Originally posted by: trouble_006

I was going through some conversations on twitter. Some guy tweeted how when women read romance books, it makes them desensitised towards men in real life and that this sort of escapism is also like an addiction. It's leading to toxicity in real life relationships.


A lot of ppl took offense. I gave it some thought as well and realised that he was right.


These fictional men from romance books/shows/movies are tailored for us women and thus the real life men are always going to fall short. No man in real life is going to be that understanding or make a woman her priority like that so aren't we setting them up (and us) to fail.

Do you agree/disagree?


I completely disagree. I'm not saying men irl should be exactly like fictional men, but there are certain characteristics that fictional men have that is kind of shocking for men in real life to not have.

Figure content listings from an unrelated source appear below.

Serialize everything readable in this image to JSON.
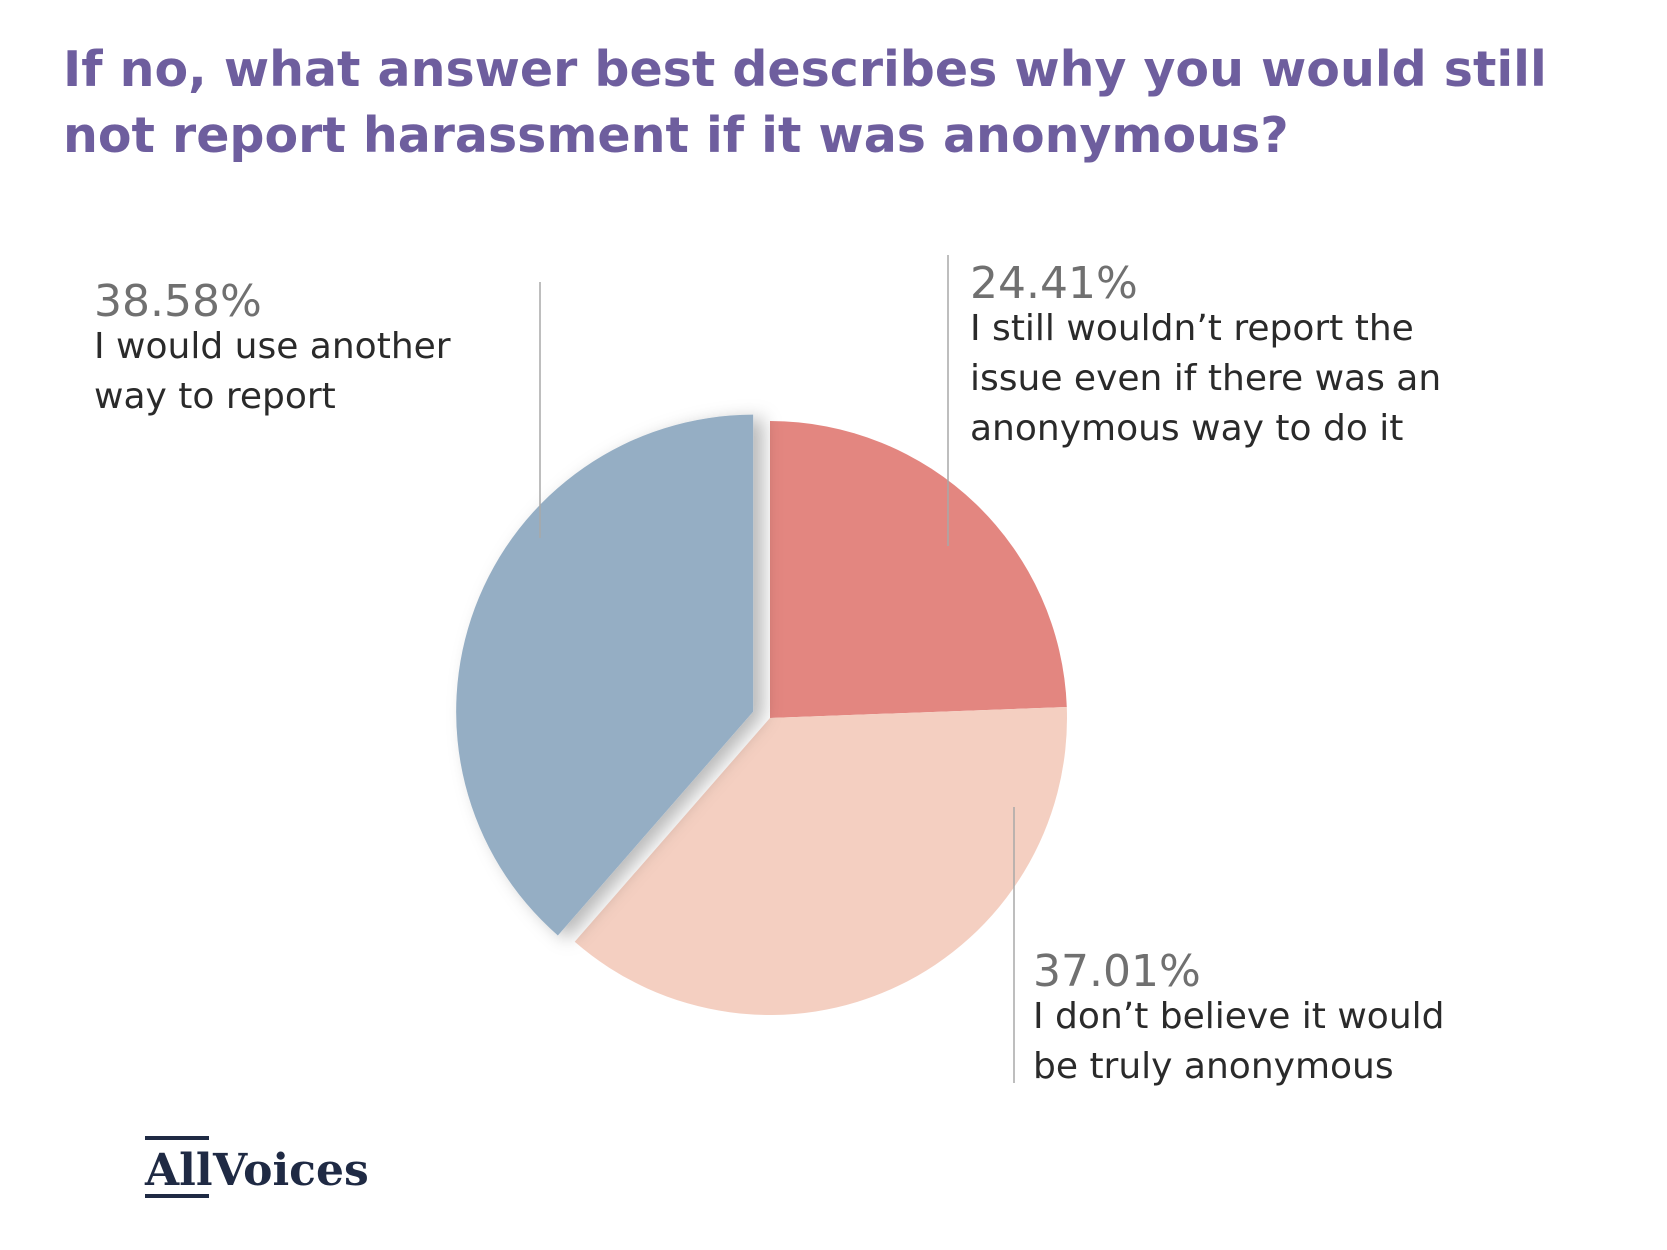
{
  "chart_data": {
    "type": "pie",
    "title_lines": [
      "If no, what answer best describes why you would still",
      "not report harassment if it was anonymous?"
    ],
    "slices": [
      {
        "value": 24.41,
        "pct_label": "24.41%",
        "label_lines": [
          "I still wouldn’t report the",
          "issue even if there was an",
          "anonymous way to do it"
        ],
        "color": "#e38680"
      },
      {
        "value": 37.01,
        "pct_label": "37.01%",
        "label_lines": [
          "I don’t believe it would",
          "be truly anonymous"
        ],
        "color": "#f4cfc1"
      },
      {
        "value": 38.58,
        "pct_label": "38.58%",
        "label_lines": [
          "I would use another",
          "way to report"
        ],
        "color": "#95aec4",
        "exploded": true
      }
    ],
    "legend": "none"
  },
  "colors": {
    "title": "#6e5e9e",
    "pct_text": "#707070",
    "label_text": "#2a2a2a",
    "leader_line": "#a8a8a8",
    "logo": "#1f2a44"
  },
  "logo": {
    "part1": "All",
    "part2": "Voices"
  }
}
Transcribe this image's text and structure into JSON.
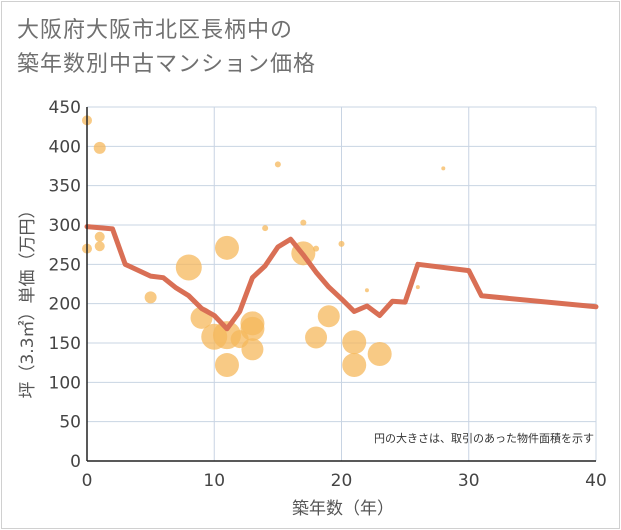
{
  "title_line1": "大阪府大阪市北区長柄中の",
  "title_line2": "築年数別中古マンション価格",
  "chart_data": {
    "type": "scatter",
    "title": "大阪府大阪市北区長柄中の築年数別中古マンション価格",
    "xlabel": "築年数（年）",
    "ylabel": "坪（3.3㎡）単価（万円）",
    "xlim": [
      0,
      40
    ],
    "ylim": [
      0,
      450
    ],
    "x_ticks": [
      0,
      10,
      20,
      30,
      40
    ],
    "y_ticks": [
      0,
      50,
      100,
      150,
      200,
      250,
      300,
      350,
      400,
      450
    ],
    "grid": true,
    "note": "円の大きさは、取引のあった物件面積を示す",
    "colors": {
      "bubble": "#f5b85c",
      "line": "#d96f55",
      "grid": "#c8d4e3"
    },
    "bubbles": [
      {
        "x": 0,
        "y": 433,
        "s": 5
      },
      {
        "x": 0,
        "y": 270,
        "s": 5
      },
      {
        "x": 1,
        "y": 398,
        "s": 6
      },
      {
        "x": 1,
        "y": 285,
        "s": 5
      },
      {
        "x": 1,
        "y": 273,
        "s": 5
      },
      {
        "x": 5,
        "y": 208,
        "s": 6
      },
      {
        "x": 8,
        "y": 246,
        "s": 13
      },
      {
        "x": 9,
        "y": 182,
        "s": 11
      },
      {
        "x": 10,
        "y": 158,
        "s": 13
      },
      {
        "x": 11,
        "y": 271,
        "s": 12
      },
      {
        "x": 11,
        "y": 160,
        "s": 14
      },
      {
        "x": 11,
        "y": 122,
        "s": 12
      },
      {
        "x": 12,
        "y": 155,
        "s": 9
      },
      {
        "x": 13,
        "y": 175,
        "s": 12
      },
      {
        "x": 13,
        "y": 168,
        "s": 12
      },
      {
        "x": 13,
        "y": 142,
        "s": 11
      },
      {
        "x": 14,
        "y": 296,
        "s": 3
      },
      {
        "x": 15,
        "y": 377,
        "s": 3
      },
      {
        "x": 17,
        "y": 303,
        "s": 3
      },
      {
        "x": 17,
        "y": 264,
        "s": 12
      },
      {
        "x": 18,
        "y": 270,
        "s": 3
      },
      {
        "x": 18,
        "y": 157,
        "s": 11
      },
      {
        "x": 19,
        "y": 184,
        "s": 11
      },
      {
        "x": 20,
        "y": 276,
        "s": 3
      },
      {
        "x": 21,
        "y": 151,
        "s": 12
      },
      {
        "x": 21,
        "y": 122,
        "s": 12
      },
      {
        "x": 22,
        "y": 217,
        "s": 2
      },
      {
        "x": 23,
        "y": 136,
        "s": 12
      },
      {
        "x": 26,
        "y": 221,
        "s": 2
      },
      {
        "x": 28,
        "y": 372,
        "s": 2
      }
    ],
    "trend_line": {
      "x": [
        0,
        2,
        3,
        5,
        6,
        7,
        8,
        9,
        10,
        11,
        12,
        13,
        14,
        15,
        16,
        17,
        18,
        19,
        20,
        21,
        22,
        23,
        24,
        25,
        26,
        30,
        31,
        40
      ],
      "y": [
        298,
        295,
        250,
        235,
        233,
        220,
        210,
        194,
        185,
        168,
        190,
        233,
        248,
        272,
        282,
        262,
        240,
        221,
        206,
        190,
        197,
        185,
        203,
        202,
        250,
        242,
        210,
        196
      ]
    }
  }
}
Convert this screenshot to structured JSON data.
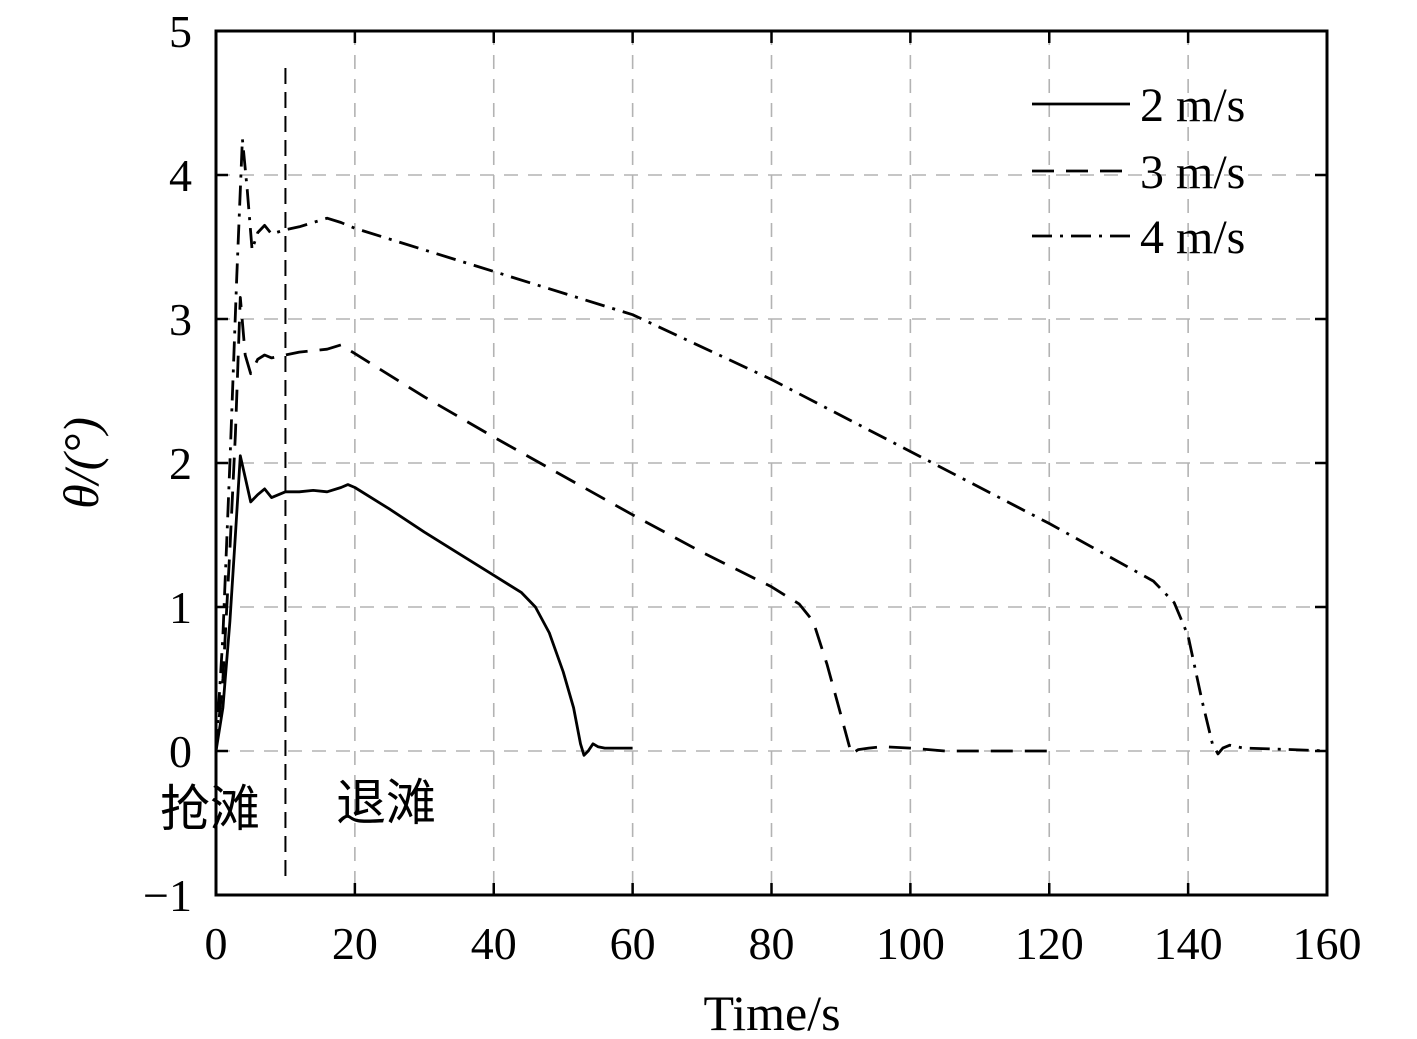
{
  "chart_data": {
    "type": "line",
    "title": "",
    "xlabel": "Time/s",
    "ylabel": "θ/(°)",
    "xlim": [
      0,
      160
    ],
    "ylim": [
      -1,
      5
    ],
    "xticks": [
      0,
      20,
      40,
      60,
      80,
      100,
      120,
      140,
      160
    ],
    "yticks": [
      -1,
      0,
      1,
      2,
      3,
      4,
      5
    ],
    "xtick_labels": [
      "0",
      "20",
      "40",
      "60",
      "80",
      "100",
      "120",
      "140",
      "160"
    ],
    "ytick_labels": [
      "−1",
      "0",
      "1",
      "2",
      "3",
      "4",
      "5"
    ],
    "grid": true,
    "legend_position": "top-right",
    "annotations": {
      "divider_x": 10,
      "phase_1_label": "抢滩",
      "phase_2_label": "退滩"
    },
    "series": [
      {
        "name": "2 m/s",
        "line_style": "solid",
        "color": "#000000",
        "points": [
          [
            0,
            0
          ],
          [
            1,
            0.3
          ],
          [
            2,
            0.9
          ],
          [
            2.8,
            1.5
          ],
          [
            3.5,
            2.05
          ],
          [
            4.2,
            1.9
          ],
          [
            5,
            1.73
          ],
          [
            6,
            1.78
          ],
          [
            7,
            1.82
          ],
          [
            8,
            1.76
          ],
          [
            10,
            1.8
          ],
          [
            12,
            1.8
          ],
          [
            14,
            1.81
          ],
          [
            16,
            1.8
          ],
          [
            18,
            1.83
          ],
          [
            19,
            1.85
          ],
          [
            20,
            1.83
          ],
          [
            25,
            1.68
          ],
          [
            30,
            1.52
          ],
          [
            35,
            1.37
          ],
          [
            40,
            1.22
          ],
          [
            44,
            1.1
          ],
          [
            46,
            1.0
          ],
          [
            48,
            0.82
          ],
          [
            50,
            0.55
          ],
          [
            51.5,
            0.3
          ],
          [
            52.5,
            0.05
          ],
          [
            53,
            -0.03
          ],
          [
            53.6,
            0.0
          ],
          [
            54.3,
            0.05
          ],
          [
            55,
            0.03
          ],
          [
            56,
            0.02
          ],
          [
            60,
            0.02
          ]
        ]
      },
      {
        "name": "3 m/s",
        "line_style": "dashed",
        "color": "#000000",
        "points": [
          [
            0,
            0
          ],
          [
            1,
            0.5
          ],
          [
            2,
            1.4
          ],
          [
            2.8,
            2.2
          ],
          [
            3.5,
            3.15
          ],
          [
            4.2,
            2.75
          ],
          [
            5,
            2.62
          ],
          [
            6,
            2.72
          ],
          [
            7,
            2.75
          ],
          [
            8,
            2.73
          ],
          [
            10,
            2.75
          ],
          [
            12,
            2.77
          ],
          [
            14,
            2.78
          ],
          [
            16,
            2.79
          ],
          [
            18,
            2.82
          ],
          [
            20,
            2.76
          ],
          [
            30,
            2.46
          ],
          [
            40,
            2.18
          ],
          [
            50,
            1.91
          ],
          [
            60,
            1.64
          ],
          [
            70,
            1.38
          ],
          [
            80,
            1.14
          ],
          [
            84,
            1.02
          ],
          [
            86,
            0.9
          ],
          [
            88,
            0.6
          ],
          [
            90,
            0.25
          ],
          [
            91.5,
            -0.02
          ],
          [
            92.5,
            0.01
          ],
          [
            94,
            0.02
          ],
          [
            96,
            0.03
          ],
          [
            100,
            0.02
          ],
          [
            105,
            0.0
          ],
          [
            110,
            0.0
          ],
          [
            120,
            0.0
          ]
        ]
      },
      {
        "name": "4 m/s",
        "line_style": "dashdot",
        "color": "#000000",
        "points": [
          [
            0,
            0
          ],
          [
            1,
            0.8
          ],
          [
            2,
            2.0
          ],
          [
            3,
            3.3
          ],
          [
            3.8,
            4.25
          ],
          [
            4.5,
            3.9
          ],
          [
            5.2,
            3.48
          ],
          [
            6,
            3.6
          ],
          [
            7,
            3.65
          ],
          [
            8,
            3.59
          ],
          [
            10,
            3.62
          ],
          [
            12,
            3.64
          ],
          [
            14,
            3.67
          ],
          [
            16,
            3.7
          ],
          [
            18,
            3.67
          ],
          [
            20,
            3.63
          ],
          [
            40,
            3.33
          ],
          [
            60,
            3.03
          ],
          [
            80,
            2.58
          ],
          [
            100,
            2.08
          ],
          [
            120,
            1.58
          ],
          [
            135,
            1.18
          ],
          [
            138,
            1.03
          ],
          [
            140,
            0.8
          ],
          [
            142,
            0.35
          ],
          [
            143.5,
            0.05
          ],
          [
            144.3,
            -0.02
          ],
          [
            145,
            0.02
          ],
          [
            146,
            0.04
          ],
          [
            148,
            0.02
          ],
          [
            155,
            0.01
          ],
          [
            160,
            0.0
          ]
        ]
      }
    ]
  }
}
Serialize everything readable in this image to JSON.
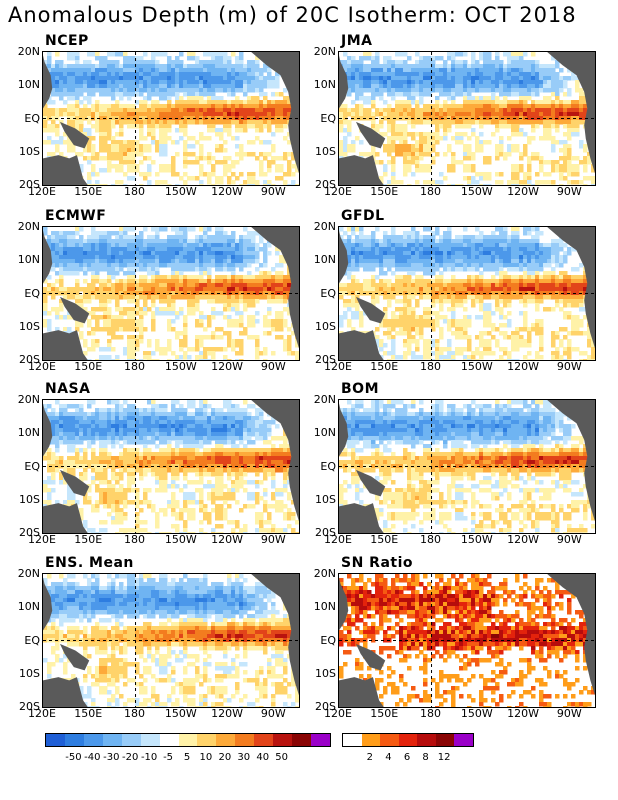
{
  "title": "Anomalous Depth (m) of 20C Isotherm: OCT 2018",
  "lat_labels": [
    "20N",
    "10N",
    "EQ",
    "10S",
    "20S"
  ],
  "lon_labels": [
    "120E",
    "150E",
    "180",
    "150W",
    "120W",
    "90W"
  ],
  "panels": [
    {
      "name": "NCEP",
      "kind": "anom",
      "title": "NCEP"
    },
    {
      "name": "JMA",
      "kind": "anom",
      "title": "JMA"
    },
    {
      "name": "ECMWF",
      "kind": "anom",
      "title": "ECMWF"
    },
    {
      "name": "GFDL",
      "kind": "anom",
      "title": "GFDL"
    },
    {
      "name": "NASA",
      "kind": "anom",
      "title": "NASA"
    },
    {
      "name": "BOM",
      "kind": "anom",
      "title": "BOM"
    },
    {
      "name": "ENS",
      "kind": "anom",
      "title": "ENS. Mean"
    },
    {
      "name": "SN",
      "kind": "sn",
      "title": "SN Ratio"
    }
  ],
  "colorbars": {
    "anomaly": {
      "colors": [
        "#1f5fd6",
        "#2e7de0",
        "#4c98ea",
        "#6fb4f2",
        "#98ccf8",
        "#c5e6fc",
        "#ffffff",
        "#fff2a8",
        "#ffd36a",
        "#fdaa3a",
        "#f37c1f",
        "#e2441a",
        "#b8130f",
        "#8a0505",
        "#9a00c8"
      ],
      "labels": [
        "-50",
        "-40",
        "-30",
        "-20",
        "-10",
        "-5",
        "5",
        "10",
        "20",
        "30",
        "40",
        "50"
      ]
    },
    "snratio": {
      "colors": [
        "#ffffff",
        "#ff9d1a",
        "#f55a12",
        "#e3230c",
        "#b60c0c",
        "#8a0505",
        "#9a00c8"
      ],
      "labels": [
        "2",
        "4",
        "6",
        "8",
        "12"
      ]
    }
  }
}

@bold: Uh...maybe they should be? Being understanding of your partner and making them a priority is kind of the bare minimum and women are allowed to expect the bare minimum.

I don't think that men in romance books are non-existent, there are men who are like that in real life, I've been fortunate enough to see one of my closest friends marry one. I think that there's this misconception of how men in romance books are not flawed. They absolutely are, but they acknowledge and actively try to improve on said flaws and apologize for their mistakes. That's the part that gets to some men in real life and that's what they consider to be unrealistic.